EUA e aliados perdem a guerra das idéias

DAVID GARDNER

DO “FINANCIAL TIMES”

Artigo interessante sobre as raízes do terrorismo hoje. Abaixo alguns trechos da matéria:

“Os ataques cataclísmicos a Nova York e Washington em 11 de setembro de 2001 fizeram surgir um setor pequeno, mas influente, que, através da administração de George W. Bush e em nome dela, argumenta que os responsáveis islâmicos por essa atrocidade “nos odeiam por nossas liberdades” -que nos repudiam por nossos valores, por aquilo que somos e pensamos, e não por alguma coisa que fazemos.

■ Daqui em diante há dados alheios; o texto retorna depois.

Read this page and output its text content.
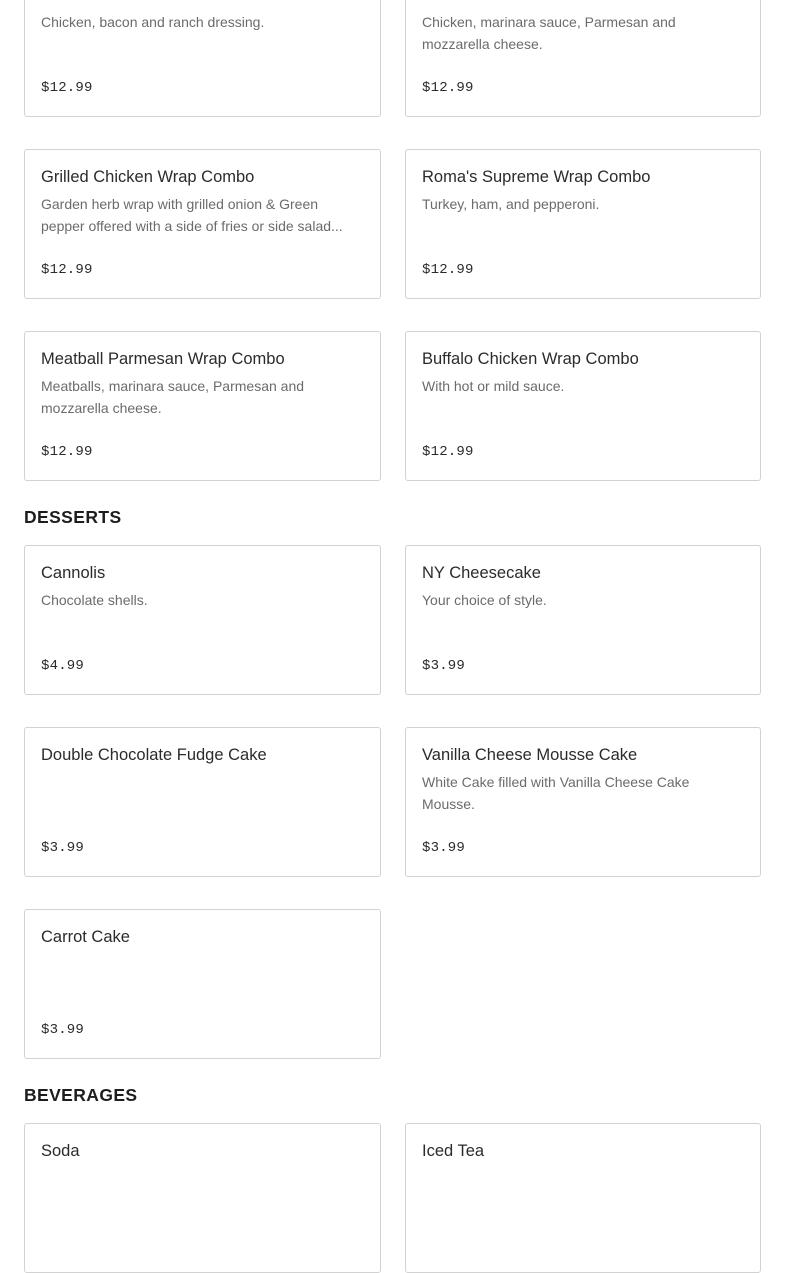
Chicken, bacon and ranch dressing.
$12.99
Chicken, marinara sauce, Parmesan and mozzarella cheese.
$12.99
Grilled Chicken Wrap Combo
Garden herb wrap with grilled onion & Green pepper offered with a side of fries or side salad...
$12.99
Roma's Supreme Wrap Combo
Turkey, ham, and pepperoni.
$12.99
Meatball Parmesan Wrap Combo
Meatballs, marinara sauce, Parmesan and mozzarella cheese.
$12.99
Buffalo Chicken Wrap Combo
With hot or mild sauce.
$12.99
DESSERTS
Cannolis
Chocolate shells.
$4.99
NY Cheesecake
Your choice of style.
$3.99
Double Chocolate Fudge Cake
$3.99
Vanilla Cheese Mousse Cake
White Cake filled with Vanilla Cheese Cake Mousse.
$3.99
Carrot Cake
$3.99
BEVERAGES
Soda	Iced Tea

Quem dera fosse verdade. Em lugar disso, o que enfrentamos é uma guerra de idéias no interior do mundo muçulmano e árabe. À luz disso, a idéia acima mencionada é enganosa -é uma afirmação que, convenientemente, nos exime de termos de reexaminar criticamente as políticas que adotamos em relação a esse mundo.

O mais importante a reconhecer é que a grande onda democrática que nas últimas duas décadas libertou a Europa central e do leste, a América Latina e partes da África subsaariana encalhou nas areias do Oriente Médio, deixando os árabes isolados numa ilha de tirania. Isso aconteceu, em parte nada desprezível, porque os EUA e seus principais aliados deram respaldo aos déspotas locais, em nome da estabilidade e do petróleo barato.

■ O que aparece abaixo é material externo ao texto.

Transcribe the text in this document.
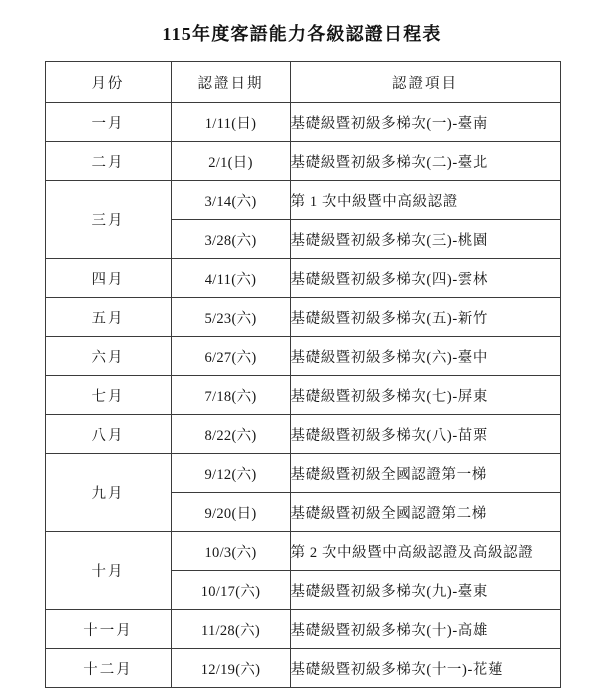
115年度客語能力各級認證日程表
月份	認證日期	認證項目
一月	1/11(日)	基礎級暨初級多梯次(一)-臺南
二月	2/1(日)	基礎級暨初級多梯次(二)-臺北
三月	3/14(六)	第 1 次中級暨中高級認證
	3/28(六)	基礎級暨初級多梯次(三)-桃園
四月	4/11(六)	基礎級暨初級多梯次(四)-雲林
五月	5/23(六)	基礎級暨初級多梯次(五)-新竹
六月	6/27(六)	基礎級暨初級多梯次(六)-臺中
七月	7/18(六)	基礎級暨初級多梯次(七)-屏東
八月	8/22(六)	基礎級暨初級多梯次(八)-苗栗
九月	9/12(六)	基礎級暨初級全國認證第一梯
	9/20(日)	基礎級暨初級全國認證第二梯
十月	10/3(六)	第 2 次中級暨中高級認證及高級認證
	10/17(六)	基礎級暨初級多梯次(九)-臺東
十一月	11/28(六)	基礎級暨初級多梯次(十)-高雄
十二月	12/19(六)	基礎級暨初級多梯次(十一)-花蓮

A maioria avassaladora dos muçulmanos não nos odeia por nossas liberdades. Mas ela repudia essa política ocidental em relação ao mundo árabe, e, por esse motivo, alguns dos mais frustrados entre ela viram alvos fáceis do canto de sereia dos jihadistas.

Essa análise foi confirmada em setembro passado pelo Conselho de Ciência da Defesa, um comitê federal que presta assessoria ao secretário da Defesa dos EUA. As pesquisas de opinião que o Conselho analisou são assustadoras.

No Egito e na Arábia Saudita, por exemplo, o estudo do Conselho constatou que a maioria ou parte importante da população dos países árabes é favorável a valores como liberdade e democracia, aprova a ciência e a educação ocidentais e gosta de filmes e produtos americanos. “Em outras palavras, eles não nos odeiam por nossos valores, mas por nossa política”, diz o comitê, para então demonstrar como o repúdio a essas políticas já começou a reduzir a apreciação pelos valores.

Mas, se o Ocidente continuar a entrar em conluio com tiranos locais, negando liberdade às populações, vamos perder a guerra das idéias. Então os jihadistas penetrarão na opinião majoritária muçulmana e levarão adiante suas táticas de imolação. E os valores comuns do islã e do Ocidente perderão força.